A reason to want snow

Last week I went to my first PAQA meeting--it's only about a half hour from my house, but somehow I'd either been busy or the weather was awful since I moved here. A good time was had by all.

Karen Hampton came all the way from my in-laws' home town of Evansville, Indiana, to get there. And she brought great things--fabric and shirts she had snowed dyed during their recent storm. One of the shirts came home with me.

I had been reading about snow dyeing online, but hadn't tried it. One useful tutorial is on Bunks' Blog, page down and see the pictures. From what I understood Karen to say, they approach it somewhat differently. Both presoak the fabric in soda ash. The blog writer scoops up snow and squirts liquid Procion MX dye on it. Karen, and I, mixed the dye powder into the snow.

The liquid method is probably a little safer because the only time Procion is really a hazard is when it is in powder form and inhalable. But I don't think you'd get some of the effects I got with the powder.

I laid my still wet fabrics in a shallow plastic tub, then went and scooped up snow in a bowl. I added a small amount of dye powder, and found the best way to mix it in was with my gloved hand. Then I sprinkled the colored snow over the fabrics. I used two different colored large batches of snow, spreading them around randomly. Then I mixed a small bowl of accent color and selectively added it. Next came the hard part, waiting overnight.

By morning the snow was melted, so I washed the fabrics as usual. They came out pretty cool, especially since I had chosen the colors by what I just had little bits left of. Here's a close up:



The haloing of color (the turquoise at the edges of the magenta) is something I haven't seen very often in dyeing--maybe it's the temperature slowing down the reaction, maybe it's the use of undissolved powder, maybe it's the snow. It's a pretty cool effect.

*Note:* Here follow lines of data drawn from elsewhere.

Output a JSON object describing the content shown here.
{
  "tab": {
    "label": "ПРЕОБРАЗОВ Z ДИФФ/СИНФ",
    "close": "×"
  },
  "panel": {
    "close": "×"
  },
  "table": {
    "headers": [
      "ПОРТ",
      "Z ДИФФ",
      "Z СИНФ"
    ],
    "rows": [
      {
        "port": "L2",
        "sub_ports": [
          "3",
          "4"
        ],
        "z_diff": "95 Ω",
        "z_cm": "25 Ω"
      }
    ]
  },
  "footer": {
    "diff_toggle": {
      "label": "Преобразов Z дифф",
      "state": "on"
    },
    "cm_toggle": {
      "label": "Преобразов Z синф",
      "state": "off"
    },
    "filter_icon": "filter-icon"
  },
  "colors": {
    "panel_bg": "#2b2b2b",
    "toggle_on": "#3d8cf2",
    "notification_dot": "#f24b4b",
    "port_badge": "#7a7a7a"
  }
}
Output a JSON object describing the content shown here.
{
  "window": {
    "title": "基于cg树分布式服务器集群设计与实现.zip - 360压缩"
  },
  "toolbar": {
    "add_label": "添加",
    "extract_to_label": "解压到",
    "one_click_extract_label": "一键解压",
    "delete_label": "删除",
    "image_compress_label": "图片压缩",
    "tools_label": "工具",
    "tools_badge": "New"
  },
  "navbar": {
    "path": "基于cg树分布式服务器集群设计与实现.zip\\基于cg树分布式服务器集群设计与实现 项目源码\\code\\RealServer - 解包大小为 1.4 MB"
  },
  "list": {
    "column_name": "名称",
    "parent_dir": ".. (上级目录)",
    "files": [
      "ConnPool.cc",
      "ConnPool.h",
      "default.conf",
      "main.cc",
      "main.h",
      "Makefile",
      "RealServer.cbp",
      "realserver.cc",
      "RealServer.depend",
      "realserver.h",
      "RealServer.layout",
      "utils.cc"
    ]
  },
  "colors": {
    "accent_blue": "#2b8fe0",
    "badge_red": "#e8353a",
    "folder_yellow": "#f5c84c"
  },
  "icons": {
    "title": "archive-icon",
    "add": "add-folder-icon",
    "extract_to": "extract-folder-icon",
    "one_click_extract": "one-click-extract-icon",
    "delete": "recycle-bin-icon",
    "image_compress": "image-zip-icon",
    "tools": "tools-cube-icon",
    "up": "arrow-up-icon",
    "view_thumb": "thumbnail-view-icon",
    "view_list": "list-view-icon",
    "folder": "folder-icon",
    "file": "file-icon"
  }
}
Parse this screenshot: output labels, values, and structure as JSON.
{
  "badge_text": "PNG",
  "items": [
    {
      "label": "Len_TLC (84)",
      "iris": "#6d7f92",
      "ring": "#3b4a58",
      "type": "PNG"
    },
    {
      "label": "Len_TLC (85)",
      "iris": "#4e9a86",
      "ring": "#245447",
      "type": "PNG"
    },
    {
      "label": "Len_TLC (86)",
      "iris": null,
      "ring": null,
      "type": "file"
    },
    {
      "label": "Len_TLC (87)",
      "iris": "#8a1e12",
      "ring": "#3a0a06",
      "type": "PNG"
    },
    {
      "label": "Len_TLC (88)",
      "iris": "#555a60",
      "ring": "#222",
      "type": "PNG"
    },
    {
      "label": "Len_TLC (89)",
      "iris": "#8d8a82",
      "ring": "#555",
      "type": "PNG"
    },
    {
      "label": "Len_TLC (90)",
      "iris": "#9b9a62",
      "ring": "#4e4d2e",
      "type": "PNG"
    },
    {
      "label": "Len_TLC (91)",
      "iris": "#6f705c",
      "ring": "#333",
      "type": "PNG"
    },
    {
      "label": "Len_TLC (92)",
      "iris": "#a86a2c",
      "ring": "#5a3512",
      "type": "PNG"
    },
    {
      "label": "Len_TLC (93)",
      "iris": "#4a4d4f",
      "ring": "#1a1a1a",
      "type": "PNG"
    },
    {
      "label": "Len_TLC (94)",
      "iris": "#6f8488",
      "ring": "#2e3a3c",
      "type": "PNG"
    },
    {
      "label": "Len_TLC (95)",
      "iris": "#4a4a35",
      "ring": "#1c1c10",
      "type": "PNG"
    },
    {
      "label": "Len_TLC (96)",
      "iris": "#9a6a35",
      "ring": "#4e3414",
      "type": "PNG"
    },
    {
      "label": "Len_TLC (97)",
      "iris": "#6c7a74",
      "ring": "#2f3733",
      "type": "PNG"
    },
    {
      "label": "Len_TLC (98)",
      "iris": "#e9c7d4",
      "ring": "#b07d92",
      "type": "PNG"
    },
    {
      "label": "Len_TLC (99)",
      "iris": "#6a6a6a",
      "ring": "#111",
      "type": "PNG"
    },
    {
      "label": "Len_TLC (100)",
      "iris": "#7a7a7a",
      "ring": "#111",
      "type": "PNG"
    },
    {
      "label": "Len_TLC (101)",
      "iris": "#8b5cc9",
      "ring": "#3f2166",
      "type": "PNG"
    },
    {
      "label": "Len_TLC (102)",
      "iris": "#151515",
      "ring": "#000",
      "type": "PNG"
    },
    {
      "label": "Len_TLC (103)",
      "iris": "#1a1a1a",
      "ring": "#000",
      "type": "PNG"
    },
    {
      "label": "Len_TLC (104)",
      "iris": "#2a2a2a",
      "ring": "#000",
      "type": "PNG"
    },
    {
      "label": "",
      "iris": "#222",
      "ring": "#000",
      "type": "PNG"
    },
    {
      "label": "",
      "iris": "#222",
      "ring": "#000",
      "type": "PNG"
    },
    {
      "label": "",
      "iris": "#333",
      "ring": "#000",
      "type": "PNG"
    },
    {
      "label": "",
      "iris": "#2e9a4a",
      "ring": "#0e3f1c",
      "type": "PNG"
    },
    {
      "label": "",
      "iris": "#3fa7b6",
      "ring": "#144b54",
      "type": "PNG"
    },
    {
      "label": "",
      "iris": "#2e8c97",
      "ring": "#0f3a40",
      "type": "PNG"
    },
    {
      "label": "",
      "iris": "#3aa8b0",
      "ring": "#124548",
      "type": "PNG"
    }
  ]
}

So will this become my primary way of dyeing? Probably not. Will I do it again? For sure. But hopefully I won't be able to play with it again until next winter...

That is all.

2 comments:

Ann said...

I am particularly fond of the piece that came in the mail today. Thanks!

Ann

kathy said...

This sort of gives one pause about Procion dyes needing 70 degrees, which is what I teach in classes. Do you think there is a difference in how it acts with cold?